The accompanying photographs, magazine editorials and Grès' original sketches (donated by the Yves Saint Laurent Foundation) clue us into the way Madame Grès operated her business, the changing (and the way some things never changed) silhouettes and fabrics as well as the way the dresses came alive on the body. I particularly love the seventies and eighties editorials which proves that Grès continued to be relevant which is an achievement on Madame Grès' part for sustaining a level of interest for five decades. People from Jean Moral of the thirties to Guy Bourdin in the seventies to Katerina Jebb today (she photographed a dress for the poster of the exhibition) all contributed their own take on Grès with very different results.

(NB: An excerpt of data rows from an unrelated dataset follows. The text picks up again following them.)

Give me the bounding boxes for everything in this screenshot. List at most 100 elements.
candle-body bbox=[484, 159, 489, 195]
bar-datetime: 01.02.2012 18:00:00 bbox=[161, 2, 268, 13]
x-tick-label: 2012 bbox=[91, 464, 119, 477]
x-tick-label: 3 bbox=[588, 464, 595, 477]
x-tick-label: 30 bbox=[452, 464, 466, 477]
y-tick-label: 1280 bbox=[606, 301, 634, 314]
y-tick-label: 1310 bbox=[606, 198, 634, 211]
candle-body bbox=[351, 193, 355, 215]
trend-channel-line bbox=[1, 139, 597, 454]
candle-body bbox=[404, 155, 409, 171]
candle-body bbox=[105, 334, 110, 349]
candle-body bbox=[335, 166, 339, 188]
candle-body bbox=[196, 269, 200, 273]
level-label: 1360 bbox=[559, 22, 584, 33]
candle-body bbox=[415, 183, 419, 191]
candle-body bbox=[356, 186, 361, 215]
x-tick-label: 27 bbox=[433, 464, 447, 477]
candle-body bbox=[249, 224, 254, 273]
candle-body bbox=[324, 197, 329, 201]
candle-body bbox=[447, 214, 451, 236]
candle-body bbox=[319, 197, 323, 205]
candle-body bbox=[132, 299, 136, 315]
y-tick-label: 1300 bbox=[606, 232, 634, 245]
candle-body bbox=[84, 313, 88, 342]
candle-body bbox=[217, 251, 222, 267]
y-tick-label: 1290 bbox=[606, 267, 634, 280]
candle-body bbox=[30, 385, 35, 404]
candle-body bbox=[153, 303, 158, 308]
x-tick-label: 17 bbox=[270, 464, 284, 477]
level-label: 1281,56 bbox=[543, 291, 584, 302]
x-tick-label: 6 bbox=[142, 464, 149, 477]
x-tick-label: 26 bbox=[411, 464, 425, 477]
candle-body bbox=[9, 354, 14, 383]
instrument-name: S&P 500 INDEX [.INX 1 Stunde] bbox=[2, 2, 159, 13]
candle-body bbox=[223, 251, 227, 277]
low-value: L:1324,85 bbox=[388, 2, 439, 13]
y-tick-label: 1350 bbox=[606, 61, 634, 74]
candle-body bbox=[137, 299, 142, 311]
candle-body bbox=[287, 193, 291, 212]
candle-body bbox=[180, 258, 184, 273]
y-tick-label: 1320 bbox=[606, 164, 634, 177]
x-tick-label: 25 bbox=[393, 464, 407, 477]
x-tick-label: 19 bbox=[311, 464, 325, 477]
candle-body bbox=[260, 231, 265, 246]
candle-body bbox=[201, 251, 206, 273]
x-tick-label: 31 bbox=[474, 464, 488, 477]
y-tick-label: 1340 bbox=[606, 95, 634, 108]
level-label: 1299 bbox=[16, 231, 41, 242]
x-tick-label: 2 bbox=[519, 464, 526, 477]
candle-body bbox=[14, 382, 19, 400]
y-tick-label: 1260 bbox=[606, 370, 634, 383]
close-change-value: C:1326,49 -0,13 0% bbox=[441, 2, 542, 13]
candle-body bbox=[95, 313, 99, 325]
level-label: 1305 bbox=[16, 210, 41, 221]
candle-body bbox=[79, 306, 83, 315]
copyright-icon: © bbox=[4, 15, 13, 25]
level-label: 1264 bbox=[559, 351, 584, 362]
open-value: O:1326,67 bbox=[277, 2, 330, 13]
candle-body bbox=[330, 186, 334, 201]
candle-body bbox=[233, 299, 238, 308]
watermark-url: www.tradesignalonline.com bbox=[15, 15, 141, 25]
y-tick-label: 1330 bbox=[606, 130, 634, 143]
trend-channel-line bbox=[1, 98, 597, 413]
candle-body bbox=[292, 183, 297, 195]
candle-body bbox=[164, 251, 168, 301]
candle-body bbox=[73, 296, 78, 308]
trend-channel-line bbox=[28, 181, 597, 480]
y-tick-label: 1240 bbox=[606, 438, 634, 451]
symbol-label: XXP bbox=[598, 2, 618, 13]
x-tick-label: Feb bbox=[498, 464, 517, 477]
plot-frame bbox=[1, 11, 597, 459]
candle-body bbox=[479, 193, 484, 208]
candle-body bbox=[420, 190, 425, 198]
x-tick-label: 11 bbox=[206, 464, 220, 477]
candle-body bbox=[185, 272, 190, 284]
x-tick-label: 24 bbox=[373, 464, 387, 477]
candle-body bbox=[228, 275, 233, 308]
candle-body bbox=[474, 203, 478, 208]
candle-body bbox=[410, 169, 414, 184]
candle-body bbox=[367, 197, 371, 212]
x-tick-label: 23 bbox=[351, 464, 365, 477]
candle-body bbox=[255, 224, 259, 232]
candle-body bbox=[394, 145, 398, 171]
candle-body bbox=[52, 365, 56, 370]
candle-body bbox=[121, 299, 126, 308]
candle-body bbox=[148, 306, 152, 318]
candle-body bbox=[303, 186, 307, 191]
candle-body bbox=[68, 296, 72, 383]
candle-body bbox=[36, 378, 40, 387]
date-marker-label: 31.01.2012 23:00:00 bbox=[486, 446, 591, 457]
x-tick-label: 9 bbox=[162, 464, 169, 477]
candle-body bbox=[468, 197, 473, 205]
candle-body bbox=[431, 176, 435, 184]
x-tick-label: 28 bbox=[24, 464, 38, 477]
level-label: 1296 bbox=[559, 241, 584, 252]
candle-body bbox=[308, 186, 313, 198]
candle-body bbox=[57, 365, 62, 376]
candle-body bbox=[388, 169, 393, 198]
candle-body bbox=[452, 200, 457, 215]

I suppose I did end up having quite a bit to say on an exhibition that has been universally lauded. Worryingly, I've spoken to a few fashion loving Parisians who have still YET to go. Please PLEASE try and make it. I'm dying to go back again and might even seek out another Eurostar just to squeeze in another visit before it ends on the 24th July. Parisians and visitors before that date have no excuse. Anyone with a fairly easy connection to Paris (Eurostar, Thalys...err... National Express...?) should perhaps consider a trip. I'm not enforcing it by any means but it's most definitely a pressing nudge.